Les prélèvements personnels doivent rester cohérents avec les capacités financières de l’entreprise. Bâtir une politique de prélèvement permettra de respecter cette règle de bon sens. Cela consiste pour le pharmacien titulaire à déterminer, tous les mois, les possibilités contributives de son affaire en vue d’assurer son train de vie. Malgré les fluctuations souvent imprévisibles de l’activité d’une officine, « il faut en début d’exercice définir un niveau de prélèvement personnel mensuel et s’y tenir toute l’année », insiste Emmanuel Leroy, expert-comptable chez KPMG. Voici comment.

LE BON calcul

La méthode de calcul de prélèvements mensuels doit être simple et rapide à mettre en oeuvre. Il faut au préalable l’étayer par un budget prévisionnel d’exploitation simplifié qui reprend les éléments du dernier compte de résultat en les actualisant en fonction de ses décisions de gestion pour le nouvel exercice : embauche d’un nouveau salarié, investissements… A demander à son expert-comptable. « Notre travail consiste à calculer la performance commerciale de gestion [PCG] en retranchant de la marge commerciale les charges externes, les impôts et taxes et les frais de personnel », détaille Emmanuel Leroy.

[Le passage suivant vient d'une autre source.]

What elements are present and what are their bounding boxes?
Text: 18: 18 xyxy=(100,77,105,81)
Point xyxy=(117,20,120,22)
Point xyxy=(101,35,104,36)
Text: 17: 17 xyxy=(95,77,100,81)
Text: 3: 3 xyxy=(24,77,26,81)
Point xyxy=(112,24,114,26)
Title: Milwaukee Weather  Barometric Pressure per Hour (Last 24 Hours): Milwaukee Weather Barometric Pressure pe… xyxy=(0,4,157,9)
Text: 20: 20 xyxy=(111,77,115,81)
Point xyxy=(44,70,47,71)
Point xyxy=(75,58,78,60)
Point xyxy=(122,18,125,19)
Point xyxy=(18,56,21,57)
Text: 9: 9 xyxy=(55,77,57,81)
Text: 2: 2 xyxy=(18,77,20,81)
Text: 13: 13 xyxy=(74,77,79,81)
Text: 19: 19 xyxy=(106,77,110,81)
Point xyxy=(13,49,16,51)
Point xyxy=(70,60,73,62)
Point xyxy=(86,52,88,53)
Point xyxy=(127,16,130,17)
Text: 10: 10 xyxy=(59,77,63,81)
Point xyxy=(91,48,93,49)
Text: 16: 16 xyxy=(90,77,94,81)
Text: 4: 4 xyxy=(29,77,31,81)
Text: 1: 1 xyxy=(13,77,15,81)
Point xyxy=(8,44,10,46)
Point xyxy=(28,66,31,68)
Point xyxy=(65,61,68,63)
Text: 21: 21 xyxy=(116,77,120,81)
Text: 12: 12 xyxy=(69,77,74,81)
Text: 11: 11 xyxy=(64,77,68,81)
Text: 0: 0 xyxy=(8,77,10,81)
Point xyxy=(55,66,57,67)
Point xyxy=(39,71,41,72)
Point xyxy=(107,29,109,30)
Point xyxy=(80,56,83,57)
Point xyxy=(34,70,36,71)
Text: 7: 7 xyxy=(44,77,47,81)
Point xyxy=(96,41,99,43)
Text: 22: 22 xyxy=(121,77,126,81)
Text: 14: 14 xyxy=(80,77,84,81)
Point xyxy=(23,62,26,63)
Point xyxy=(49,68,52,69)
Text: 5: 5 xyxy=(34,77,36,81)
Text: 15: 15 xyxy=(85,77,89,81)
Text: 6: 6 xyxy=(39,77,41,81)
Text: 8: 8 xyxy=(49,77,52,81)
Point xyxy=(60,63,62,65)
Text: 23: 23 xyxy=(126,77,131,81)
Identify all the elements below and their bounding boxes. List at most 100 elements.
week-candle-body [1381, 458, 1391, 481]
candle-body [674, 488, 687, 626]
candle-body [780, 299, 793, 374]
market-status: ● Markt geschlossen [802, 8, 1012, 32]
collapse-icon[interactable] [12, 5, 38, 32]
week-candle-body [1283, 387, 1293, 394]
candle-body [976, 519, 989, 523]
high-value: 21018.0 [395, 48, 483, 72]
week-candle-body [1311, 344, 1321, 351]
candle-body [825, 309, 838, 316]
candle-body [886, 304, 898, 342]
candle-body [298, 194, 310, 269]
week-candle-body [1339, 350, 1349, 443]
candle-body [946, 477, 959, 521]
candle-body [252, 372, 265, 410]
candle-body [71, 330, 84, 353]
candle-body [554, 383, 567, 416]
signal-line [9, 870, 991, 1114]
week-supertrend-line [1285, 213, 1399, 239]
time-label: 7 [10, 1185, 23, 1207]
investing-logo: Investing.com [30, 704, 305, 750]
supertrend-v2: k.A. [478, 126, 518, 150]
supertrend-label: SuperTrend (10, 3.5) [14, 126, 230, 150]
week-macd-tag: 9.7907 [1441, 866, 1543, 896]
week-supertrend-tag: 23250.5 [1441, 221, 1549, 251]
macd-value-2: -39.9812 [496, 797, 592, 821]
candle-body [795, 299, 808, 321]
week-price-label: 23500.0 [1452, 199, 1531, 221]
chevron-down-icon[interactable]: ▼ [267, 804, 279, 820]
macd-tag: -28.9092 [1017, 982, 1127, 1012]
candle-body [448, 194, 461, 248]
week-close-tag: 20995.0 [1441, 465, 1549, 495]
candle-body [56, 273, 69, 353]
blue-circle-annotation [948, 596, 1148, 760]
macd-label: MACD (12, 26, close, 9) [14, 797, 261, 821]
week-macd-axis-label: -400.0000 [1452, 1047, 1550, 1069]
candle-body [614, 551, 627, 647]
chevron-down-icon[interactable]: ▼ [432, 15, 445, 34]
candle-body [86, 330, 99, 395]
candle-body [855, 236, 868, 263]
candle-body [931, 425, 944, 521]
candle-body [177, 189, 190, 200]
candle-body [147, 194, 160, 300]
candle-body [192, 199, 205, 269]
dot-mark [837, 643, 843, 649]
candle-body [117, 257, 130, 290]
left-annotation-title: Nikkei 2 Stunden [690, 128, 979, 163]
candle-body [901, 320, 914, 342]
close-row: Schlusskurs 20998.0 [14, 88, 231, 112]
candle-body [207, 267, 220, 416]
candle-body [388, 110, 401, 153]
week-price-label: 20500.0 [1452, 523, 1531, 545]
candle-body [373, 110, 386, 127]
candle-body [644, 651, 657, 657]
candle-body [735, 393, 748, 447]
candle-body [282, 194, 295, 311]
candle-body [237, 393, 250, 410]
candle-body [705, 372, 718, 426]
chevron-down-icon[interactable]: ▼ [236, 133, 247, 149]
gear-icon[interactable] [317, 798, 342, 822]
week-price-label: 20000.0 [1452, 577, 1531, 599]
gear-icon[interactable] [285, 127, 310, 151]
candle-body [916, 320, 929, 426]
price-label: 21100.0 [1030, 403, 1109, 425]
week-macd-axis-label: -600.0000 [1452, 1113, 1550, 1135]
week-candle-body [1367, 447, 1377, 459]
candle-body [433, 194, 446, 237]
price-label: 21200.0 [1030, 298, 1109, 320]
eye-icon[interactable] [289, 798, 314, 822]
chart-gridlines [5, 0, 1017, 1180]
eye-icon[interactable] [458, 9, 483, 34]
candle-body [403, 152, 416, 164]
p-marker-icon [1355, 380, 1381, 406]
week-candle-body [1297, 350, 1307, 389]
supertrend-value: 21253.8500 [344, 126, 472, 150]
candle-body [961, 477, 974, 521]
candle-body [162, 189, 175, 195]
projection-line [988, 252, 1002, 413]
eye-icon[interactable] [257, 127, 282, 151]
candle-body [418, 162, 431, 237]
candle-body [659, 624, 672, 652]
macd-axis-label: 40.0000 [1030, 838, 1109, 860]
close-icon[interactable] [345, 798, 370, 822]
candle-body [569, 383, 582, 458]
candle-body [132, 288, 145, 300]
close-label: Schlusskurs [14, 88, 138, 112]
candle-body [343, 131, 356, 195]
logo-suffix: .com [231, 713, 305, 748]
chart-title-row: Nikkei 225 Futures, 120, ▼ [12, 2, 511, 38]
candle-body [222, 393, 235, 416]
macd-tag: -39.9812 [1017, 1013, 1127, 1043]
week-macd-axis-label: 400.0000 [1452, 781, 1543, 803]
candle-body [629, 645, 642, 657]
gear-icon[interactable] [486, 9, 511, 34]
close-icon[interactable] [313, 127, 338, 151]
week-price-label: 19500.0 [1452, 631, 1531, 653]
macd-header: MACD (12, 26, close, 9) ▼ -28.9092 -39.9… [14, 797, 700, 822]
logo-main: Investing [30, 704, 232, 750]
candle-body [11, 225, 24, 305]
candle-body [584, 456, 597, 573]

Bon à savoir. C’est à partir de la PCG qu’il est possible de définir une rémunération cohérente. Pour cela, il faut d’abord retrancher de la PCG les charges sociales du ou des titulaires, les remboursements d’emprunt, et éventuellement l’impôt sur les sociétés (en cas de société à l’IS). En fonction de la somme restante, la rémunération mensuelle du titulaire peut alors être fixée. « Sa régularité permet au titulaire de conserver des revenus stables même les mois où la PCG est plus faible comme en août », assure Emmanuel Leroy.

LA BONNE gestion

Une fois soustrait de la PCG les charges, les emprunts, les impôts (en cas de société) et la rémunération du ou des titulaires, il doit rester un excédent. Cela signifie que les prélèvements personnels sont en adéquation avec l’excédent dégagé. Si, au contraire, il y a un déficit structurel de PCG, c’est qu’il y a trop de prélèvements personnels, trop d’emprunts à rembourser et/ou des frais de personnels trop élevés. Le souci peut aussi provenir d’un dérapage des frais généraux. A moins que le problème soit en rapport avec une insuffisance de marge liée, par exemple, à une mauvaise politique commerciale. Le titulaire doit dans ce cas prendre de nouvelles dispositions (baisser sa rémunération, renégocier ses frais bancaires, modifier sa politique de prix…).

A retenir. la fourchette correcte des prélèvements des titulaires doit représenter environ un tiers de la PCG. Une fois tous les prélèvements effectués, l’excédent de PCG devrait représenter près d’un quart de la PCG. Mais, selon les mois, l’excédent de PCG peut être plus faible, voire négatif sur un mois donné (insuffisance de PCG). L’important étant que sur 12 mois il reste un excédent. Dans le cas contraire, cela voudrait dire que les pharmaciens ont prélevé plus qu’ils ne pouvaient.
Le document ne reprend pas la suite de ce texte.